Hint : In this particular problem in first step we have to take ${{\sec }^{-1}}$ on right hand side to become $\sec$
Then we have to multiply $1-y$ on both to make the problems easier. Then we have to take derivatives on both sides then apply the derivation rule and solve further then find the value of $\dfrac{dy}{dx}$ .

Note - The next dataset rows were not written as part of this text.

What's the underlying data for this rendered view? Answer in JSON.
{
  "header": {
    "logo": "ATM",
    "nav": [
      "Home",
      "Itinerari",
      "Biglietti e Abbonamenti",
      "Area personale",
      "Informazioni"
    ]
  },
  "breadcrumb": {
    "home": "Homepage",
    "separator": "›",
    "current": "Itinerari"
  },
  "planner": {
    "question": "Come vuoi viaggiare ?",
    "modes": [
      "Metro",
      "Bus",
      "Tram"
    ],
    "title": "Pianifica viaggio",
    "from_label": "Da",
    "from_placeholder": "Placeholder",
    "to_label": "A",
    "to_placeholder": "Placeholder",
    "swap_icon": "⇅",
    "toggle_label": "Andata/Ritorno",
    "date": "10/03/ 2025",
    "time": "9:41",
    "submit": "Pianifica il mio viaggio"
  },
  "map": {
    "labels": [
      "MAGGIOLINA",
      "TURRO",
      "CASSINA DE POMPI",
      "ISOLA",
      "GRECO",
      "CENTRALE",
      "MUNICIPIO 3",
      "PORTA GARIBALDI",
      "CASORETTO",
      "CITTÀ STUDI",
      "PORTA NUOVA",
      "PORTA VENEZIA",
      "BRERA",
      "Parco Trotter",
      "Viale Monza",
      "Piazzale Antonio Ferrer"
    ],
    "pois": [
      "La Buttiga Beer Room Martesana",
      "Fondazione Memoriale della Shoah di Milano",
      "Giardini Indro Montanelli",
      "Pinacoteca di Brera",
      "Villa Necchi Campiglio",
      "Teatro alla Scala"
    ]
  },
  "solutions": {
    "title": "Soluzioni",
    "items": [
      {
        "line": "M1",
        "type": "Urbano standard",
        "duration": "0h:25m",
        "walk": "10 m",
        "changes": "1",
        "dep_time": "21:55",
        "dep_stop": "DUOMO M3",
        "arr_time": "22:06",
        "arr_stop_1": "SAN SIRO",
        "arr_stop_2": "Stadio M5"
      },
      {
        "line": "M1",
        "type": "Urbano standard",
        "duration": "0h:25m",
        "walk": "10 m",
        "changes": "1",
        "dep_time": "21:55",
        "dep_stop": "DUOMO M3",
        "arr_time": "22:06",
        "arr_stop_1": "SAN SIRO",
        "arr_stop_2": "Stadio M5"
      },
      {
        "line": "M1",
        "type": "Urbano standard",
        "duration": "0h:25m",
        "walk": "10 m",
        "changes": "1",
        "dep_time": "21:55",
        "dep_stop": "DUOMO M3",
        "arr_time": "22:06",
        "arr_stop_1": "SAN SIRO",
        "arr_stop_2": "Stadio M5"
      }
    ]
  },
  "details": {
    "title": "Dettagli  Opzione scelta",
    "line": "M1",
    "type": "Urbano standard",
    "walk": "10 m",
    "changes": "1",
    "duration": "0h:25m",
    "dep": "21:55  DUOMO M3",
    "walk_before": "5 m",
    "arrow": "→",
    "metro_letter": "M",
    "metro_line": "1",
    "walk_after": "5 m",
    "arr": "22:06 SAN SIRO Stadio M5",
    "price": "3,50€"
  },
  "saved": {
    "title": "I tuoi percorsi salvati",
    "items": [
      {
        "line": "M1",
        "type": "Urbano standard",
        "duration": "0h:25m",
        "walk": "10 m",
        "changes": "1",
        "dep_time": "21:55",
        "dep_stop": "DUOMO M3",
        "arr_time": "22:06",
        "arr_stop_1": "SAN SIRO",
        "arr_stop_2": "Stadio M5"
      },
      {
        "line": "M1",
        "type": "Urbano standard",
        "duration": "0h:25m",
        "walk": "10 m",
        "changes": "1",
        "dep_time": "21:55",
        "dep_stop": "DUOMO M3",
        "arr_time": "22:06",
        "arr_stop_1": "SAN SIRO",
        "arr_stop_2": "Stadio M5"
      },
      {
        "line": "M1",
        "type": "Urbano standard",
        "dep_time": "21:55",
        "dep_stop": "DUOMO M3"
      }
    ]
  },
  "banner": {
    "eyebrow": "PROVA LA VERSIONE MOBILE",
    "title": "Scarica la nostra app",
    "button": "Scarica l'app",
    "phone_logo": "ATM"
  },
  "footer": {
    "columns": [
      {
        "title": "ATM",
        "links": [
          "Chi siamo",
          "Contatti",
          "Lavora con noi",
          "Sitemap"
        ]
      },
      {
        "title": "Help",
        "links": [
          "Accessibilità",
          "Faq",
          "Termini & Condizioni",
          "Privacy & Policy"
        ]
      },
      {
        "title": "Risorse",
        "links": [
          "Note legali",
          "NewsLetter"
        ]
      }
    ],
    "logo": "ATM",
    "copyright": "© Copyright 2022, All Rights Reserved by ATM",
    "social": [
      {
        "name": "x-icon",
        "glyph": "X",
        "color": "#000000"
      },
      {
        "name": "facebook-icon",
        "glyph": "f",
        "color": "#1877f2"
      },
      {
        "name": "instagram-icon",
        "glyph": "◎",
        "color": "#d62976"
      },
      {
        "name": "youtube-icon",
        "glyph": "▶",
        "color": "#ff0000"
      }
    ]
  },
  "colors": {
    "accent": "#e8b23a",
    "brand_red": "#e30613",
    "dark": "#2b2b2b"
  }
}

Complete step-by-step answer :
According to the question it is given that ${{\sec }^{-1}}\left( \dfrac{1+x}{1-y} \right)=a$
So, here we have to find $\dfrac{dy}{dx}$
First of all we need to take ${{\sec }^{-1}}$ on right hand side to become $\sec$ so that equation becomes
$\left( \dfrac{1+x}{1-y} \right)=\sec (a)$
In this if you take direct then you have to apply $\dfrac{u}{v}$ then it becomes little complicated and time consuming to avoid that before taking derivative we need to multiply $1-y$ on both to become the problems easier we get
$\left( 1-y \right)\left( \dfrac{1+x}{1-y} \right)=\left( 1-y \right)\sec (a)$
On LHS if you see then $1-y$ get cancelled and the above equation becomes
$1+x=\left( 1-y \right)\sec (a)$
Take the derivative with respect to x on both side
$\dfrac{d\left( 1+x \right)}{dx}=\dfrac{d\left( \left( 1-y \right)\sec (a) \right)}{dx}$
As we know that $\sec (a)$ take outside of the derivative on RHS
$\dfrac{d\left( 1+x \right)}{dx}=\sec (a)\dfrac{d\left( 1-y \right)}{dx}$
After simplifying further we get:
$\dfrac{d(1)}{dx}+\dfrac{d\left( x \right)}{dx}=\sec (a)\left[ \dfrac{d(1)}{dx}-\dfrac{dy}{dx} \right]$
As you can know that $\dfrac{d(1)}{dx}=0$ and $\dfrac{d\left( x \right)}{dx}=1$ substitute this in above equation we get:
$0+1=\sec (a)\left[ 0-\dfrac{dy}{dx} \right]$
After simplifying further we get:
$1=-\sec (a)\left[ \dfrac{dy}{dx} \right]$
By simplifying further we get:
$\dfrac{-1}{\sec (a)}=\dfrac{dy}{dx}--(1)$
If you observe the equation which is given in the question
${{\sec }^{-1}}\left( \dfrac{1+x}{1-y} \right)=a$
From this equation we get the value of $\sec (a)$ that is
$\sec (a)=\left( \dfrac{1+x}{1-y} \right)$
Substitute these above values on equation (1)
$\dfrac{-1}{\left( \dfrac{1+x}{1-y} \right)}=\dfrac{dy}{dx}$
By simplifying further we get:
$\dfrac{-(1-y)}{(1+x)}=\dfrac{dy}{dx}$
Further solving this we get:
$\dfrac{dy}{dx}=\dfrac{(y-1)}{(1+x)}$
So, the correct answer is “Option A”.

Note : In this particular problem, we can also take direct derivative in first step and solve further and you will get the same answer but the thing is complicated as well as time consuming hence it always advised to do that first we reduce this question and make the problem simpler as much as possible then we take derivative on both sides. Remember all the rules of derivations and simplify the problem step by step.